Si esamina il piano anti-povertà:
sostegno a 250 mila famiglie

Il piano anti-povertà contenuto nel disegno di legge che sarà esaminato dal Consiglio dei ministri parte dalle famiglie con minori.

Riguarderà in prima battuta circa 250.000 nuclei familiari con 550 mila bambini, per un totale di un milione di persone. Nei giorni scorsi il premier, Matteo Renzi, ha annunciato che il sostegno al reddito da definire riguarderà i minori sotto la soglia di povertà, che in Italia sono circa un milione. Di questo milione, secondo gli ultimi dati Istat presentati in Senato lo scorso novembre, oltre 400.000 sono stranieri.

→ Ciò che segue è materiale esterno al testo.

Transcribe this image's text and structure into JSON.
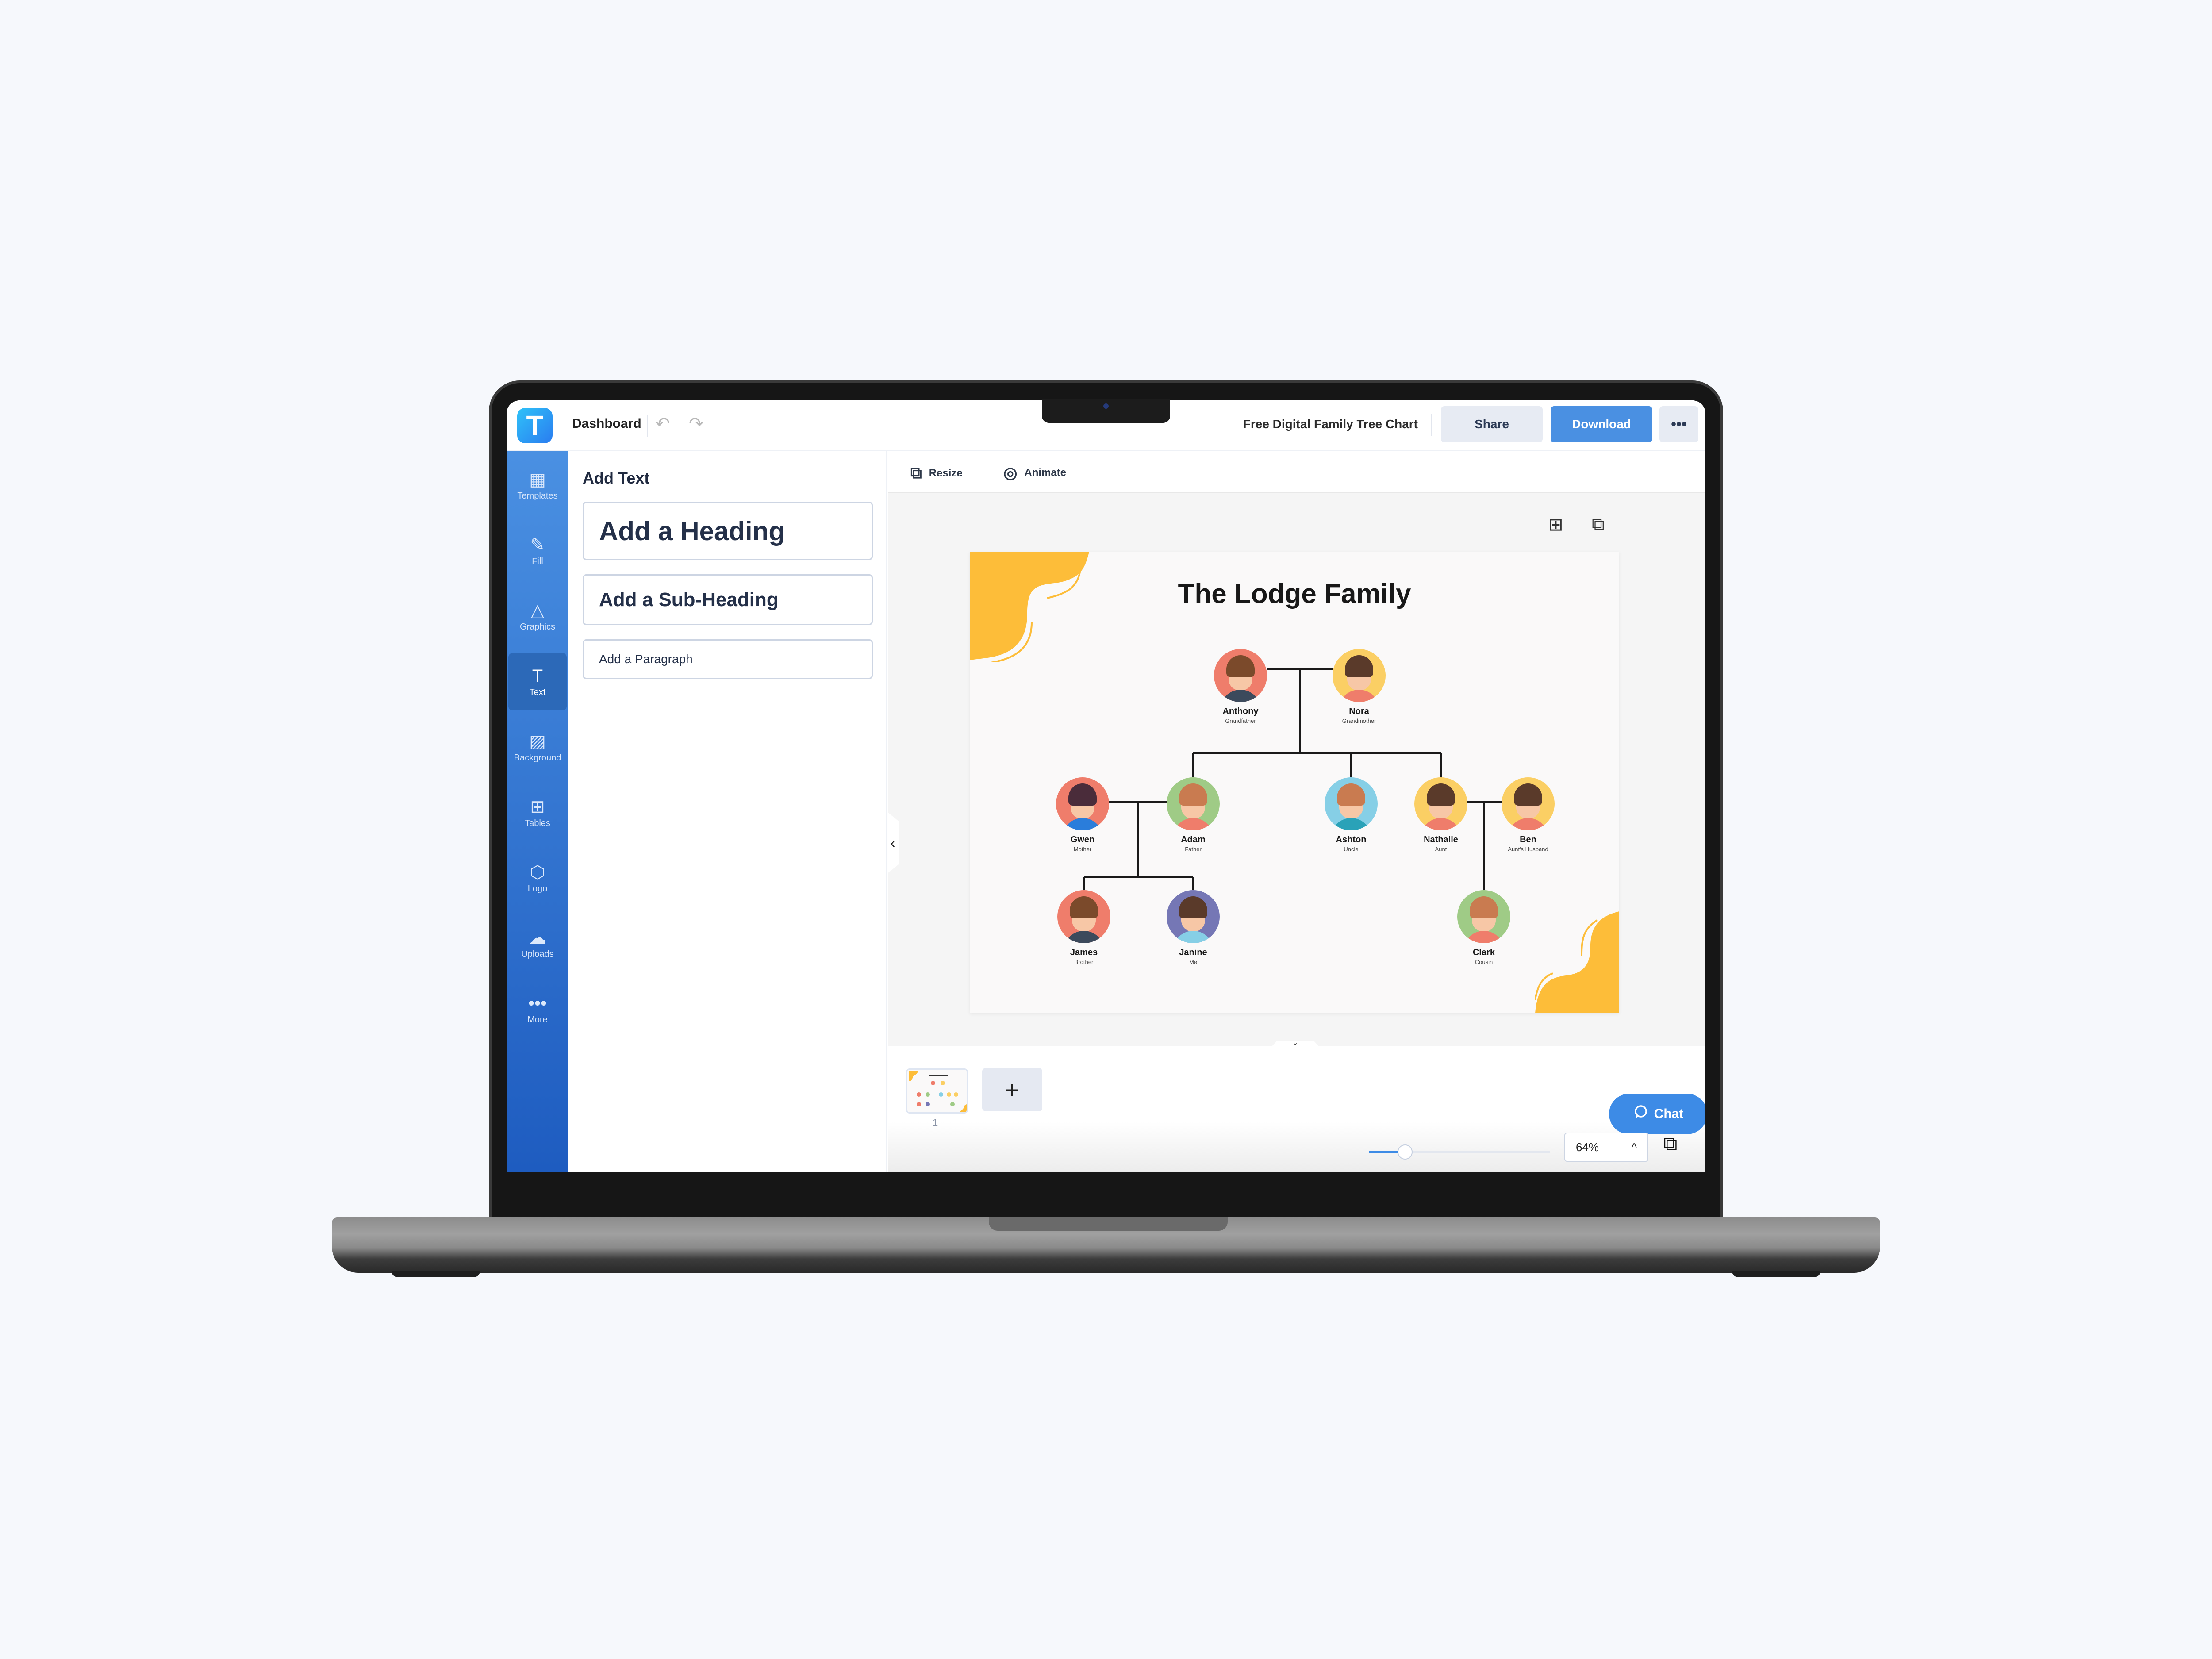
{
  "topbar": {
    "logo_letter": "T",
    "dashboard_label": "Dashboard",
    "undo_icon": "↶",
    "redo_icon": "↷",
    "document_title": "Free Digital Family Tree Chart",
    "share_label": "Share",
    "download_label": "Download",
    "more_label": "•••"
  },
  "sidebar": {
    "items": [
      {
        "label": "Templates",
        "icon": "▦",
        "active": false
      },
      {
        "label": "Fill",
        "icon": "✎",
        "active": false
      },
      {
        "label": "Graphics",
        "icon": "△",
        "active": false
      },
      {
        "label": "Text",
        "icon": "T",
        "active": true
      },
      {
        "label": "Background",
        "icon": "▨",
        "active": false
      },
      {
        "label": "Tables",
        "icon": "⊞",
        "active": false
      },
      {
        "label": "Logo",
        "icon": "⬡",
        "active": false
      },
      {
        "label": "Uploads",
        "icon": "☁",
        "active": false
      },
      {
        "label": "More",
        "icon": "•••",
        "active": false
      }
    ]
  },
  "panel": {
    "title": "Add Text",
    "heading_label": "Add a Heading",
    "subheading_label": "Add a Sub-Heading",
    "paragraph_label": "Add a Paragraph",
    "collapse_icon": "‹"
  },
  "toolbar": {
    "resize_label": "Resize",
    "resize_icon": "⧉",
    "animate_label": "Animate",
    "animate_icon": "◎",
    "add_page_icon": "⊞",
    "duplicate_icon": "⧉"
  },
  "design": {
    "title": "The Lodge Family",
    "accent_color": "#fdbd39",
    "people": [
      {
        "name": "Anthony",
        "role": "Grandfather",
        "bg": "#ef7d6b",
        "hair": "#7b4a2b",
        "shirt": "#3c4a5c"
      },
      {
        "name": "Nora",
        "role": "Grandmother",
        "bg": "#fbcf64",
        "hair": "#5a3a2a",
        "shirt": "#ef7d6b"
      },
      {
        "name": "Gwen",
        "role": "Mother",
        "bg": "#ef7d6b",
        "hair": "#4a2c3a",
        "shirt": "#2a7ddb"
      },
      {
        "name": "Adam",
        "role": "Father",
        "bg": "#9fcb86",
        "hair": "#c97b50",
        "shirt": "#ef7d6b"
      },
      {
        "name": "Ashton",
        "role": "Uncle",
        "bg": "#86cfe6",
        "hair": "#c97b50",
        "shirt": "#2aa2b8"
      },
      {
        "name": "Nathalie",
        "role": "Aunt",
        "bg": "#fbcf64",
        "hair": "#5a3a2a",
        "shirt": "#ef7d6b"
      },
      {
        "name": "Ben",
        "role": "Aunt's Husband",
        "bg": "#fbcf64",
        "hair": "#5a3a2a",
        "shirt": "#ef7d6b"
      },
      {
        "name": "James",
        "role": "Brother",
        "bg": "#ef7d6b",
        "hair": "#7b4a2b",
        "shirt": "#3c4a5c"
      },
      {
        "name": "Janine",
        "role": "Me",
        "bg": "#7577b5",
        "hair": "#5a3a2a",
        "shirt": "#86cfe6"
      },
      {
        "name": "Clark",
        "role": "Cousin",
        "bg": "#9fcb86",
        "hair": "#c97b50",
        "shirt": "#ef7d6b"
      }
    ]
  },
  "bottom": {
    "page_number": "1",
    "add_page_label": "+",
    "chat_label": "Chat",
    "chat_icon": "💬",
    "zoom_value": "64%",
    "zoom_fraction": 0.2,
    "zoom_chevron": "^",
    "pages_icon": "⧉"
  }
}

E, nel rispetto delle direttive comunitarie, molti di questi potrebbero non avere diritto al sussidio.

L’obiettivo è il riordino degli strumenti a tutela delle persone in condizioni di disagio economico, ma sotto il profilo quantitativo al momento si tratterebbe solo di un intervento limitato alle risorse stanziate per il 2016 dalla Legge di stabilità: 600 milioni per arrivare a un miliardo dal 2017. In pratica, se si considerano un milione di persone che potrebbero avere diritto al sostegno, si avrebbe un sussidio nell’anno di 600 euro a testa (700 se si considerano anche i 100 milioni delle fondazioni bancarie), pari a meno di 60 euro al mese.

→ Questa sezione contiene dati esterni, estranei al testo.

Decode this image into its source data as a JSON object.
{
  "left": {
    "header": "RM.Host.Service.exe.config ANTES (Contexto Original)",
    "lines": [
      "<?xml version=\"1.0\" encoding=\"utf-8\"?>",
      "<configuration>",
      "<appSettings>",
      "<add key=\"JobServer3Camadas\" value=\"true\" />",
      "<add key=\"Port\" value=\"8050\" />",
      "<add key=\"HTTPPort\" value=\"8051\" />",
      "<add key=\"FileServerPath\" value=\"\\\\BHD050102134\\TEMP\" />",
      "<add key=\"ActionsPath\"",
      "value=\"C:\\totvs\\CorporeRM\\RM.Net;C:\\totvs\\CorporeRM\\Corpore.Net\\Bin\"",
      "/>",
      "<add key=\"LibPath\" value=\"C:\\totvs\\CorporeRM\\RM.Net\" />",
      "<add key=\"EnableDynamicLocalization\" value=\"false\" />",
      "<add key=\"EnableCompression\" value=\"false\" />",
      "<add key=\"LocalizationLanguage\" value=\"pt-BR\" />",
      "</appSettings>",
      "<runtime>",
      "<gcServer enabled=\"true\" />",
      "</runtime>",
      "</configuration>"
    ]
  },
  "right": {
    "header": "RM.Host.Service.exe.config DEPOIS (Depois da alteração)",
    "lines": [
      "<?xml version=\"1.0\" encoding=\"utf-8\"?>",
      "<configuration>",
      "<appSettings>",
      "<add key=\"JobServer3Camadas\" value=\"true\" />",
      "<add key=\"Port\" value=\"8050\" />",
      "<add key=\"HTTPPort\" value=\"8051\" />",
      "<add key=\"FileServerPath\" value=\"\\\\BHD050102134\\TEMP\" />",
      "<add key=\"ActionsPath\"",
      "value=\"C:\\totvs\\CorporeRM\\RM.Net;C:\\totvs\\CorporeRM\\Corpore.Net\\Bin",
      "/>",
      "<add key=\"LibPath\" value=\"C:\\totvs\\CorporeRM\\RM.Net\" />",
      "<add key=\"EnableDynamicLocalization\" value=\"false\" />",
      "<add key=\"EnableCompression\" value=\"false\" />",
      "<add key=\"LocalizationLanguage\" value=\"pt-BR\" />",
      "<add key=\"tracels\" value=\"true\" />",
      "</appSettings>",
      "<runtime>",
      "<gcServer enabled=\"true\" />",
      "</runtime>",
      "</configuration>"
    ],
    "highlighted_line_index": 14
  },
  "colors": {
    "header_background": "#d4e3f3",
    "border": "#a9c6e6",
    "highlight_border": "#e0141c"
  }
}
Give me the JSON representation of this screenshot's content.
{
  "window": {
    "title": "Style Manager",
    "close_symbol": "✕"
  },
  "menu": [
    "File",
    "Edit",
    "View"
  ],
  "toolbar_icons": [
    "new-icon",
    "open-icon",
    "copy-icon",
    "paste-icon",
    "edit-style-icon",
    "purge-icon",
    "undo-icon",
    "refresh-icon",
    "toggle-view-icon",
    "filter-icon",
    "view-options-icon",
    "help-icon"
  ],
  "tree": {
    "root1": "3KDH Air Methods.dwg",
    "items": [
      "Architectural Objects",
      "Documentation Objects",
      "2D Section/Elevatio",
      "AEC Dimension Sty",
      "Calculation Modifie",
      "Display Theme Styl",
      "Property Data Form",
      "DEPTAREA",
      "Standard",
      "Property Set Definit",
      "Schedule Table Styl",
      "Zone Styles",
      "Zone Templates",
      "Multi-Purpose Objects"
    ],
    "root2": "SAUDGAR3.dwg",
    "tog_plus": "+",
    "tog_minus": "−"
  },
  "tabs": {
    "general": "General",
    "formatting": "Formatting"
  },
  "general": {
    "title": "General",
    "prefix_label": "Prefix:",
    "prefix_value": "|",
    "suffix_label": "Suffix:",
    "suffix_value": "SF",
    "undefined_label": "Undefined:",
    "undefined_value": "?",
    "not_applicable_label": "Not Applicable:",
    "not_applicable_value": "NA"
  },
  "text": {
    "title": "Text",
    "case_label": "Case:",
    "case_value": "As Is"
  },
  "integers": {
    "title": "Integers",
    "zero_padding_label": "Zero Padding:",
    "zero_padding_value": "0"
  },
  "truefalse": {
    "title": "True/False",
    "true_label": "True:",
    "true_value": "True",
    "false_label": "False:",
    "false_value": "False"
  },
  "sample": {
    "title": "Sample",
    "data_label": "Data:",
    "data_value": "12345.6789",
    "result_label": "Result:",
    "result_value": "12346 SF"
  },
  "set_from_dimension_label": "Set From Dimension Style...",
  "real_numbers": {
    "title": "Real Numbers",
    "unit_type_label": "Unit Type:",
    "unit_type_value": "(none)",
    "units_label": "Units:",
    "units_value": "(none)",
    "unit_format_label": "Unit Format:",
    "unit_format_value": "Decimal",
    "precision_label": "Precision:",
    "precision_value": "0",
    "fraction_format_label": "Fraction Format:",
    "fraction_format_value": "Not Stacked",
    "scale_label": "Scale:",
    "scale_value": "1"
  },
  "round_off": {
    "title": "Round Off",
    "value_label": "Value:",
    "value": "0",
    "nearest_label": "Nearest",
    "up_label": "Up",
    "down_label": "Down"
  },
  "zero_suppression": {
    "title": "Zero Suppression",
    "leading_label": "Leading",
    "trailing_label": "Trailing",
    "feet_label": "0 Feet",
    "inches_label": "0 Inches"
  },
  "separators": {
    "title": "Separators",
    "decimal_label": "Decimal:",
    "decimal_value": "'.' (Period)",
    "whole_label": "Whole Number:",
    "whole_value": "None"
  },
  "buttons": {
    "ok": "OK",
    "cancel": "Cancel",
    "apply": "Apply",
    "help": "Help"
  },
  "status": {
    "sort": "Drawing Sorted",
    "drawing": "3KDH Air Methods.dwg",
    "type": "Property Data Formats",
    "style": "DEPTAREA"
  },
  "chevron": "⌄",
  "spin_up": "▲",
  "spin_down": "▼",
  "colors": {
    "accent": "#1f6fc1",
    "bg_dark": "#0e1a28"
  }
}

Giovedì il Consiglio dei ministri esaminerà anche il provvedimento per l’estensione dei diritti dei lavoratori autonomi, a partire dalla malattia e la maternità. L’obiettivo del ddl in 22 articoli, che con tutta probabilità avrà il via libera, è evitare «abusi» e garantire anche ai lavoratori autonomi, con l’esclusione degli imprenditori, anche di piccole dimensioni, le tutele essenziali.